Persons with COPD and asthma can train. I had a client 30 years ago that was very dependent on inhalers and at 40 was very de-conditioned. Using a heart rate monitor we determined how hard her heart could work before her asthma started to act up. By monitoring the heart rate and keeping her running speed constant, we were able to jog.

Initially, it was more walking than running, but she graduated to continuous running over six months. Together we ran a 10k, and despite cold, rainy weather, she completed the race in 62 minutes.

The key here was taking a scientific approach to the training and building an awareness of the body’s response to increasing workloads. Too many people just randomly exercise, and when they experience difficulty, quit.

There are great tools to help people – heart rate monitors can be programmed with alerts for when the heart rate gets too high, Pulse oxygen monitors can be put on the end of a finger and give a reading of the per cent of oxygen in the blood, and this feedback allows the person to back off when the per cent drops too low.

If you have COPD and want to get into an exercise program, talk to your GP and ask for guidelines. Start with walking and set realistic goals such as 15 minutes.
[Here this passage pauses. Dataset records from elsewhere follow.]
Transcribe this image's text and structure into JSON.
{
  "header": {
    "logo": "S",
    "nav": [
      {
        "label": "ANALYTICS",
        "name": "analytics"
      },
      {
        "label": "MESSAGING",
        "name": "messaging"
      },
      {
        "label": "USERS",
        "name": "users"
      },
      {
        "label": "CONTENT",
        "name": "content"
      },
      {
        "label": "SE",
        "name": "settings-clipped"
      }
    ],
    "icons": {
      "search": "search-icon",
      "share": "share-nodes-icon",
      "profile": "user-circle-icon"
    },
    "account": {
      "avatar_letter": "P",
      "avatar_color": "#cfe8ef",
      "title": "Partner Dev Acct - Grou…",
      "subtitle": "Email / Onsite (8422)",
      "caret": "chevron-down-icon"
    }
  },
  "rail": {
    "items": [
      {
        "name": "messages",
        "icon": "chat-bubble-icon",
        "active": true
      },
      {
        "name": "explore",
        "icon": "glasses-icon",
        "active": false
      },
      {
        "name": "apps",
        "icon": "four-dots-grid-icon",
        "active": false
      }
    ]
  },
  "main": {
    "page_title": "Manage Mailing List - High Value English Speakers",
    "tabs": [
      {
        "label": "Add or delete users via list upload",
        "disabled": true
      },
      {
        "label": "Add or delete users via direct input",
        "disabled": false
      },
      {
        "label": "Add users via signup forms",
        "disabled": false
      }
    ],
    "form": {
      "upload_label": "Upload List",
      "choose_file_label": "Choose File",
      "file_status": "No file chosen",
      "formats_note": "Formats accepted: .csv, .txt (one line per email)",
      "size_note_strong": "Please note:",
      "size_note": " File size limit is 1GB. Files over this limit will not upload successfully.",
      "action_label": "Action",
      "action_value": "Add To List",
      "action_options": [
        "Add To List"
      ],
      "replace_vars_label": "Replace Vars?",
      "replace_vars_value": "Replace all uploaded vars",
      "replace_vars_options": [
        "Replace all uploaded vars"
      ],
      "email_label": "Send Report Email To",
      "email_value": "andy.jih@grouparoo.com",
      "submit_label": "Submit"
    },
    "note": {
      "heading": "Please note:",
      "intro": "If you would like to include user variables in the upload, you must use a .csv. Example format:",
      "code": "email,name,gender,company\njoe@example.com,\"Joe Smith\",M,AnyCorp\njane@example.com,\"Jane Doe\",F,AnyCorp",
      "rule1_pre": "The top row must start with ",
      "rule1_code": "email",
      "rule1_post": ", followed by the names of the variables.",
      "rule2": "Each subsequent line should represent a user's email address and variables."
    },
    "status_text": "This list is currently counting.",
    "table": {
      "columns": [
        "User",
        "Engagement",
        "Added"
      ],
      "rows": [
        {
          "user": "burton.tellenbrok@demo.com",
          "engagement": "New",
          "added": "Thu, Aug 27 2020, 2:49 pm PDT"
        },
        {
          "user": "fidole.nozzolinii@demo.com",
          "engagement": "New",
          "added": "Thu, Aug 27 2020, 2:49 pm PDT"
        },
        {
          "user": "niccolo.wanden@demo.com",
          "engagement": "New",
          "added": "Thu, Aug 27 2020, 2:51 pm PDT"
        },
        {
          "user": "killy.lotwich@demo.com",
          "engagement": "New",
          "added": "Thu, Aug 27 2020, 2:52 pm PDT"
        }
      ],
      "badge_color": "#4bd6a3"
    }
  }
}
You need to rest or slow down when there is shortness of breath. Be patient. It may take weeks of daily walking to reach your goal.

ALSO READ: Ease your way into running

Other excellent exercise choices include resistance training that is done traditionally, not circuits. Even regular resistance training, e.g. 2-3 sets of 10-15 repetitions, challenges the heart and lungs and can improve the endurance of both the muscles and the lunges while stimulating weight loss.
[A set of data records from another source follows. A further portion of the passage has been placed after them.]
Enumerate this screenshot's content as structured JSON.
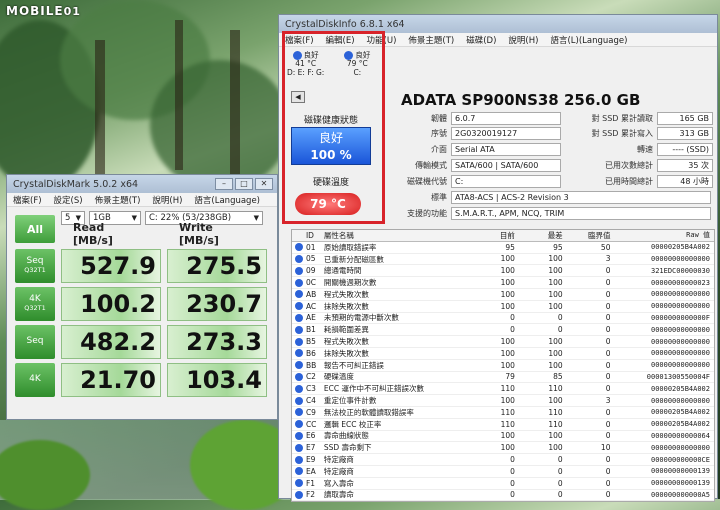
{
  "watermark": {
    "brand": "MOBILE",
    "suffix": "01"
  },
  "cdm": {
    "title": "CrystalDiskMark 5.0.2 x64",
    "menu": [
      "檔案(F)",
      "設定(S)",
      "佈景主題(T)",
      "說明(H)",
      "語言(Language)"
    ],
    "count": "5",
    "size": "1GB",
    "drive": "C: 22% (53/238GB)",
    "all_label": "All",
    "read_header": "Read [MB/s]",
    "write_header": "Write [MB/s]",
    "rows": [
      {
        "label": "Seq",
        "sub": "Q32T1",
        "read": "527.9",
        "write": "275.5"
      },
      {
        "label": "4K",
        "sub": "Q32T1",
        "read": "100.2",
        "write": "230.7"
      },
      {
        "label": "Seq",
        "sub": "",
        "read": "482.2",
        "write": "273.3"
      },
      {
        "label": "4K",
        "sub": "",
        "read": "21.70",
        "write": "103.4"
      }
    ]
  },
  "cdi": {
    "title": "CrystalDiskInfo 6.8.1 x64",
    "menu": [
      "檔案(F)",
      "編輯(E)",
      "功能(U)",
      "佈景主題(T)",
      "磁碟(D)",
      "說明(H)",
      "語言(L)(Language)"
    ],
    "disks": [
      {
        "status": "良好",
        "temp": "41 °C",
        "letters": "D: E: F: G:"
      },
      {
        "status": "良好",
        "temp": "79 °C",
        "letters": "C:"
      }
    ],
    "model": "ADATA SP900NS38 256.0 GB",
    "health_label": "磁碟健康狀態",
    "health_status": "良好",
    "health_pct": "100 %",
    "temp_label": "硬碟溫度",
    "temp_value": "79 °C",
    "firmware_key": "韌體",
    "firmware": "6.0.7",
    "serial_key": "序號",
    "serial": "2G0320019127",
    "iface_key": "介面",
    "iface": "Serial ATA",
    "mode_key": "傳輸模式",
    "mode": "SATA/600 | SATA/600",
    "letter_key": "磁碟機代號",
    "letter": "C:",
    "std_key": "標準",
    "std": "ATA8-ACS | ACS-2 Revision 3",
    "feat_key": "支援的功能",
    "feat": "S.M.A.R.T., APM, NCQ, TRIM",
    "reads_key": "對 SSD 累計讀取",
    "reads": "165 GB",
    "writes_key": "對 SSD 累計寫入",
    "writes": "313 GB",
    "rpm_key": "轉速",
    "rpm": "---- (SSD)",
    "poc_key": "已用次數總計",
    "poc": "35 次",
    "poh_key": "已用時間總計",
    "poh": "48 小時",
    "headers": {
      "id": "ID",
      "name": "屬性名稱",
      "cur": "目前",
      "worst": "最差",
      "thr": "臨界值",
      "raw": "Raw 值"
    },
    "smart": [
      [
        "01",
        "原始讀取錯誤率",
        "95",
        "95",
        "50",
        "00000205B4A002"
      ],
      [
        "05",
        "已重新分配磁區數",
        "100",
        "100",
        "3",
        "00000000000000"
      ],
      [
        "09",
        "總通電時間",
        "100",
        "100",
        "0",
        "321EDC00000030"
      ],
      [
        "0C",
        "開關機週期次數",
        "100",
        "100",
        "0",
        "00000000000023"
      ],
      [
        "AB",
        "程式失敗次數",
        "100",
        "100",
        "0",
        "00000000000000"
      ],
      [
        "AC",
        "抹除失敗次數",
        "100",
        "100",
        "0",
        "00000000000000"
      ],
      [
        "AE",
        "未預期的電源中斷次數",
        "0",
        "0",
        "0",
        "0000000000000F"
      ],
      [
        "B1",
        "耗損範圍差異",
        "0",
        "0",
        "0",
        "00000000000000"
      ],
      [
        "B5",
        "程式失敗次數",
        "100",
        "100",
        "0",
        "00000000000000"
      ],
      [
        "B6",
        "抹除失敗次數",
        "100",
        "100",
        "0",
        "00000000000000"
      ],
      [
        "BB",
        "報告不可糾正錯誤",
        "100",
        "100",
        "0",
        "00000000000000"
      ],
      [
        "C2",
        "硬碟溫度",
        "79",
        "85",
        "0",
        "00001300550004F"
      ],
      [
        "C3",
        "ECC 運作中不可糾正錯誤次數",
        "110",
        "110",
        "0",
        "00000205B4A002"
      ],
      [
        "C4",
        "重定位事件計數",
        "100",
        "100",
        "3",
        "00000000000000"
      ],
      [
        "C9",
        "無法校正的軟體讀取錯誤率",
        "110",
        "110",
        "0",
        "00000205B4A002"
      ],
      [
        "CC",
        "邏輯 ECC 校正率",
        "110",
        "110",
        "0",
        "00000205B4A002"
      ],
      [
        "E6",
        "壽命曲線狀態",
        "100",
        "100",
        "0",
        "00000000000064"
      ],
      [
        "E7",
        "SSD 壽命剩下",
        "100",
        "100",
        "10",
        "00000000000000"
      ],
      [
        "E9",
        "特定廠商",
        "0",
        "0",
        "0",
        "000000000000CE"
      ],
      [
        "EA",
        "特定廠商",
        "0",
        "0",
        "0",
        "00000000000139"
      ],
      [
        "F1",
        "寫入壽命",
        "0",
        "0",
        "0",
        "00000000000139"
      ],
      [
        "F2",
        "讀取壽命",
        "0",
        "0",
        "0",
        "000000000000A5"
      ]
    ]
  }
}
You do not want to join a class or group program, as our ego wants to try and keep up, and we can lose sight of the need to monitor closely and self-pace. You also do not want to do any form of interval training where periods of very high intensity are followed by lower intensity recovery.

COPD is a severe condition – if you are a smoker, the earlier, you quit the faster you reduce your risk.

In large part, our lifestyle decisions made today determine if we will have a healthy retirement or one where we spend our hard-earned savings on medications and care. Sounds like an easy choice to me.